Pois bem, o primeiro insight importante de MANDELBROT na área financeira ocorreu em 1961 quando ele resolveu analisar as variações de preço do algodão em um espaço temporal de 100 anos e se deu conta que o comportamento dos preços desse ativo em nada se assemelhava à uma distribuição normal, conforme prescrita pela "Hipótese do Mercado Eficiente": a variância era altamente irregular e cada dado novo inserido alterava seu valor; grandes e imprevisíveis "saltos" nas cotações tornavam impossível reduzi-las a uma modelagem estatística amparada na curva de Gauss. Em outras palavras: os dados empíricos disponíveis contradiziam as premissas que apoiavam o mainstream da ciência das finanças. A variação de preços tinha, isso sim, propriedades matemáticas muito semelhantes às de um fractal:
  • A formação dos preços parecia guiada por uma power law, com alguns poucos dias de trading em um determinado ano concentrando a maior parte das variações positivas ou negativas;
  • Além de bruscas, as variações de preço do algodão eram muito imprevisíveis, uma imprevisibilidade análoga à imprevisibilidade das formas geométricas que vão surgindo conforme um fractal complexo se desenvolve;
  • Não importa a escala de tempo utilizada - diária, semanal, mensal - as mesmas propriedades eram observadas em qualquer delas, do mesmo modo que a parte se parece com o todo em um fractal geométrico;
Ao longo de anos de pesquisa, MANDELBROT confirmou estas constatações observando as variações de preços de outras comodities e também de ações e índices. A partir daí desenvolveu uma compreensão heterodoxa - e por isso mesmo muito realista - do funcionamento do mercado financeiro, que com característico bom-humor ele resume nas suas 10 Heresias das Finanças:
  1. Os mercados são turbulentos. As variações de preços apresentam propriedades escaláveis, que as fazem propensas à grandes e bruscas variações.
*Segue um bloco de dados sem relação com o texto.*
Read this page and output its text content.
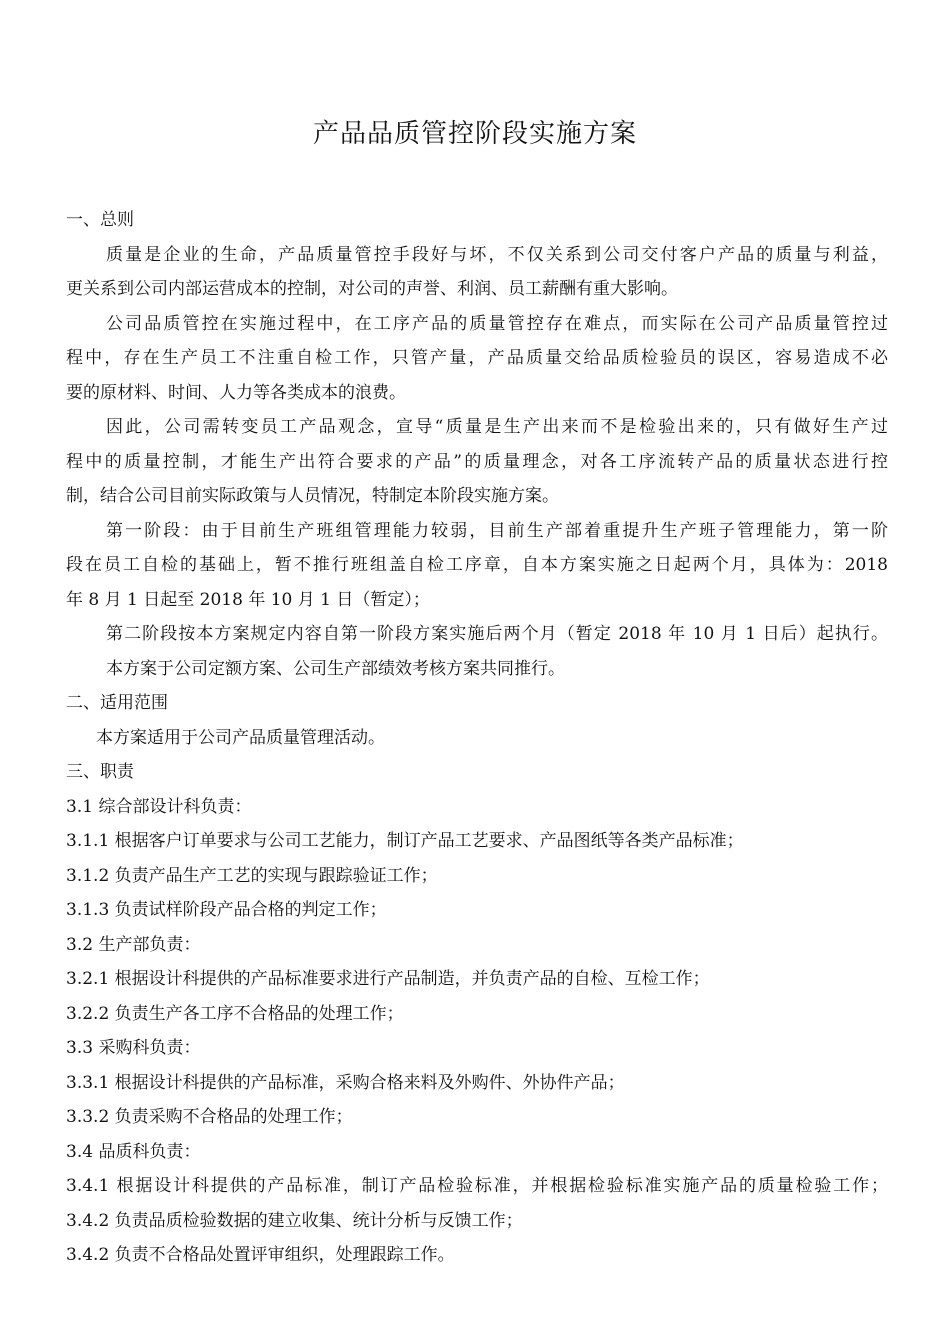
产品品质管控阶段实施方案
一、总则
质量是企业的生命，产品质量管控手段好与坏，不仅关系到公司交付客户产品的质量与利益，
更关系到公司内部运营成本的控制，对公司的声誉、利润、员工薪酬有重大影响。
公司品质管控在实施过程中，在工序产品的质量管控存在难点，而实际在公司产品质量管控过
程中，存在生产员工不注重自检工作，只管产量，产品质量交给品质检验员的误区，容易造成不必
要的原材料、时间、人力等各类成本的浪费。
因此，公司需转变员工产品观念，宣导“质量是生产出来而不是检验出来的，只有做好生产过
程中的质量控制，才能生产出符合要求的产品”的质量理念，对各工序流转产品的质量状态进行控
制，结合公司目前实际政策与人员情况，特制定本阶段实施方案。
第一阶段：由于目前生产班组管理能力较弱，目前生产部着重提升生产班子管理能力，第一阶
段在员工自检的基础上，暂不推行班组盖自检工序章，自本方案实施之日起两个月，具体为：2018
年 8 月 1 日起至 2018 年 10 月 1 日（暂定）；
第二阶段按本方案规定内容自第一阶段方案实施后两个月（暂定 2018 年 10 月 1 日后）起执行。
本方案于公司定额方案、公司生产部绩效考核方案共同推行。
二、适用范围
本方案适用于公司产品质量管理活动。
三、职责
3.1 综合部设计科负责：
3.1.1 根据客户订单要求与公司工艺能力，制订产品工艺要求、产品图纸等各类产品标准；
3.1.2 负责产品生产工艺的实现与跟踪验证工作；
3.1.3 负责试样阶段产品合格的判定工作；
3.2 生产部负责：
3.2.1 根据设计科提供的产品标准要求进行产品制造，并负责产品的自检、互检工作；
3.2.2 负责生产各工序不合格品的处理工作；
3.3 采购科负责：
3.3.1 根据设计科提供的产品标准，采购合格来料及外购件、外协件产品；
3.3.2 负责采购不合格品的处理工作；
3.4 品质科负责：
3.4.1 根据设计科提供的产品标准，制订产品检验标准，并根据检验标准实施产品的质量检验工作；
3.4.2 负责品质检验数据的建立收集、统计分析与反馈工作；
3.4.2 负责不合格品处置评审组织，处理跟踪工作。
  2. Os mercados são muito, muito perigosos. Mais perigosos do que a teoria financeira ortodoxa imagina. Aqui temos uma conseqüencia da primeira heresia: a turbulência é perigosa, ela provoca giros imprevisíveis e repentinos nas cotações. É muito difícil prevê-la, difícil de se precaver contra ela e mais difícil ainda de lucrar com ela.
  3. Fazer o timing do mercado é importantíssimo. Grandes perdas e grandes ganhos concentram-se em curtos períodos de tempo.
  4. Os preços freqüentemente dão saltos, não planam. Isso aumenta ainda mais o risco. O padrão de formação de preços nos mercados não é um padrão contínuo, como uma suave curva em gráfico cartesiano de livro-texto. Os preços saltam e "gapeiam" para cima e para baixo o tempo todo.
  5. Nos mercados, o tempo é flexível. Os mercados deformam a percepção de tempo, cuja passagem parece se acelerar em momentos de grande volatilidade - mercado rápido - e se torna mais lenta em momentos de baixa volatilidade - mercado 'sedado'.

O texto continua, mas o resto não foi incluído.